New Honor Committee bylaw is not a ‘failsafe option’
The U.S. Constitution bans double jeopardy in trials.
When it comes to campus sexual misconduct proceedings, though, the federal government actually orders double jeopardy when schools already have an appeals process (allowing accusers to appeal not-guilty findings).
But have you ever heard of triple jeopardy in a college proceeding?
The University of Virginia is giving accusers yet another bite at the guilt apple under a new bylaw adopted by its Honor Committee, the student-run and student-elected body that enforces code violations.
The committee was responding to a gap in its enforcement authority, which until recently did not cover Title IX cases. Lying during a Title IX proceeding, for example, would not be functionally punishable under the old honor code.
The Foundation for Individual Rights in Education analyzes the new bylaw, which it says was devised in good faith but went horribly wrong in practice.
Most of the bylaw (page 17) binds the Honor Committee to “dismiss any report of an alleged Honor Offense” when the conduct was deemed “previously adjudicated” by the Title IX coordinator:
The Title IX Coordinator will deem conduct raised in an Honor report to have been “previously adjudicated” pursuant to the Title IX Policy when the allegations made in the Honor report arise from testimony or other evidence relevant to, and considered in the course of, an investigation and Formal Resolution of alleged Prohibited Conduct pursuant to the Title IX Policy.
Samantha Harris, FIRE’s vice president for procedural advocacy, explains that this section limits the committee’s jurisdiction to “issues that arise during a Title IX proceeding that were immaterial to the outcome of the case.” In other words, it could punish conduct that had nothing to do with the Title IX finding.
The triple-jeopardy provision shows up in the last sentence of the lengthy bylaw addition, and it basically contradicts the rest of it:
Notwithstanding the foregoing, the Executive Committee, by unanimous vote, may override the Title IX Coordinator’s decision if it determines that such decision represents a fundamental misapplication of the description of “previous adjudication” set forth above.
This is not a “failsafe option,” Harris argues.
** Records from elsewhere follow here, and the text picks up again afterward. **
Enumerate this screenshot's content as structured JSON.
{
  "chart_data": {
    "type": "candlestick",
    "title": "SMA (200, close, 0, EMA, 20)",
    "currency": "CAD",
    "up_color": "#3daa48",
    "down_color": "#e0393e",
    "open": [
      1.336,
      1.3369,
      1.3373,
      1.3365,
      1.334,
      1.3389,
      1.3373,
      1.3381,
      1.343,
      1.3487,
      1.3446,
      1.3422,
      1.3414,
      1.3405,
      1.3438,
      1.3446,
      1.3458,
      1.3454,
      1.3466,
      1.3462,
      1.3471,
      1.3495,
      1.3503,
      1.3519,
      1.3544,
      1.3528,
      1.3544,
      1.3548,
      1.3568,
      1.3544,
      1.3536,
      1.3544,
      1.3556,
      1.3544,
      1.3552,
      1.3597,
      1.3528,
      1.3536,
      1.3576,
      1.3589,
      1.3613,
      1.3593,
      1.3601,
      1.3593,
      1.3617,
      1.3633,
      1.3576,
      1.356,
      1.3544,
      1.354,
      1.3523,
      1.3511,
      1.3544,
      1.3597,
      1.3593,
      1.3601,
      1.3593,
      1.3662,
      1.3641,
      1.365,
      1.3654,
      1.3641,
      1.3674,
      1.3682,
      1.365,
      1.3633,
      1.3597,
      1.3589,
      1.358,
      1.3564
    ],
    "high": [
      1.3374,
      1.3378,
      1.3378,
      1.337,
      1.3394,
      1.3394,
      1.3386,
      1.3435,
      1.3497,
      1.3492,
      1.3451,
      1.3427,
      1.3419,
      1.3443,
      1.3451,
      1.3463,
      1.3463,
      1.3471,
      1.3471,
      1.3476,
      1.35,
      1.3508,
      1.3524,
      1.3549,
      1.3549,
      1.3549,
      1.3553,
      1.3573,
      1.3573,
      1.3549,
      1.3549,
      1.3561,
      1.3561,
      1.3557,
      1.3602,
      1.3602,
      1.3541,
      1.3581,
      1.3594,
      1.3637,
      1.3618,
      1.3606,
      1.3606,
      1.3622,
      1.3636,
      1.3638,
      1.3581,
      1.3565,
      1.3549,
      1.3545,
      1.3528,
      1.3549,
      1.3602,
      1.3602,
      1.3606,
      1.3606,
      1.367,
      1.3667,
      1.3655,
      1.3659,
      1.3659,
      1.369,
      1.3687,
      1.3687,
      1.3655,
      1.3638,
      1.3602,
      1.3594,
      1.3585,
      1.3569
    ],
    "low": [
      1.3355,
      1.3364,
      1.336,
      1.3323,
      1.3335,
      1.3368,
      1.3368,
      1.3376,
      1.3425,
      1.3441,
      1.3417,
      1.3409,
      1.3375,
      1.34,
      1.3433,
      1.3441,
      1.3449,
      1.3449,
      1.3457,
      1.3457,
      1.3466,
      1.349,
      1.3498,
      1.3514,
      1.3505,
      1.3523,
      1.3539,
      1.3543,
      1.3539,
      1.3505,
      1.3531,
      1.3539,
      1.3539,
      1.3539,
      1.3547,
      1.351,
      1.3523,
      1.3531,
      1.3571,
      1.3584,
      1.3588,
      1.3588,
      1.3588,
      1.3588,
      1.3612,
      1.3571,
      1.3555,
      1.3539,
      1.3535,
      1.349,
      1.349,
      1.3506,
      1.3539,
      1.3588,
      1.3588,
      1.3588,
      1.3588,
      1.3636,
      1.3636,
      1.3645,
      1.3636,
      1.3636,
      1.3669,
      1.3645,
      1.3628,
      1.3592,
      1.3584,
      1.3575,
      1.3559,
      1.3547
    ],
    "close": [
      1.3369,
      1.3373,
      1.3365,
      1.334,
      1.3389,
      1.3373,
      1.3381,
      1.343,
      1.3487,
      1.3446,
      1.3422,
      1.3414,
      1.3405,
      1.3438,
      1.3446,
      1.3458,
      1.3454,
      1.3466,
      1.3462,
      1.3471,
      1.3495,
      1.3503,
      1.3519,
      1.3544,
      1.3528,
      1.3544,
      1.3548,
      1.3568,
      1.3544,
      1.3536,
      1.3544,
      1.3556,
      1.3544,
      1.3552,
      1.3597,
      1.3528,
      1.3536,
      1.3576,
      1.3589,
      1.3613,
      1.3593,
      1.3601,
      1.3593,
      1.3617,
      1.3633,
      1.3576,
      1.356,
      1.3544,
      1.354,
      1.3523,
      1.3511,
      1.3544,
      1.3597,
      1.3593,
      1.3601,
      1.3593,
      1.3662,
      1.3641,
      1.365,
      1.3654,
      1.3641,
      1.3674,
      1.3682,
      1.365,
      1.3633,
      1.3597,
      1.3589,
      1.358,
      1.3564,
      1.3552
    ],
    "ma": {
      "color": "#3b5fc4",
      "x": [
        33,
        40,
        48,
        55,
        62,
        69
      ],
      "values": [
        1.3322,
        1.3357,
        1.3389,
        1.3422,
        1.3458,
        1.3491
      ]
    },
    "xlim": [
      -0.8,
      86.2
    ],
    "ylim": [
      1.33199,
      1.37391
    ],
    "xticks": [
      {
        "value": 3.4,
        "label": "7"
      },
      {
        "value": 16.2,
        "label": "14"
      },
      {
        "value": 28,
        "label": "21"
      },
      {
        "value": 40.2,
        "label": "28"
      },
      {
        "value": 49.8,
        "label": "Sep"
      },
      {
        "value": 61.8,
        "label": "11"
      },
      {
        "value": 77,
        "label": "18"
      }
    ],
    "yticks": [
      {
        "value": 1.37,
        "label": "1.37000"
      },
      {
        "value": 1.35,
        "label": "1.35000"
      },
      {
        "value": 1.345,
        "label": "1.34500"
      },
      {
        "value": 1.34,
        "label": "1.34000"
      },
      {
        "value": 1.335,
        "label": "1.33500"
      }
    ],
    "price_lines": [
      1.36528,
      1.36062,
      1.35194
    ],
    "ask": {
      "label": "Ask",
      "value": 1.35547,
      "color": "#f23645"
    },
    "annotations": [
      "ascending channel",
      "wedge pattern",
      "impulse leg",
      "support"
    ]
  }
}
It’s an invitation for mob rule, since any not-guilty finding by the Title IX apparatus is likely to outrage campus activists and direct their attention to the Honor Committee.
She notes that multiple court rulings highlight colleges punishing accused students in apparent response to public pressure, not because of the strength of the evidence against them.
“For the same reasons of fundamental fairness that our criminal justice system does not allow those accused of crimes to face double jeopardy, colleges and universities should not force their students to face multiple hearings for what is effectively the same charge,” Harris writes.
We already know that students chill their expression for fear of what their peers will think of their personal views. Why would we expect that they can withstand peer pressure when they have the power to actually change something: the exoneration of a student accused of sexual misconduct?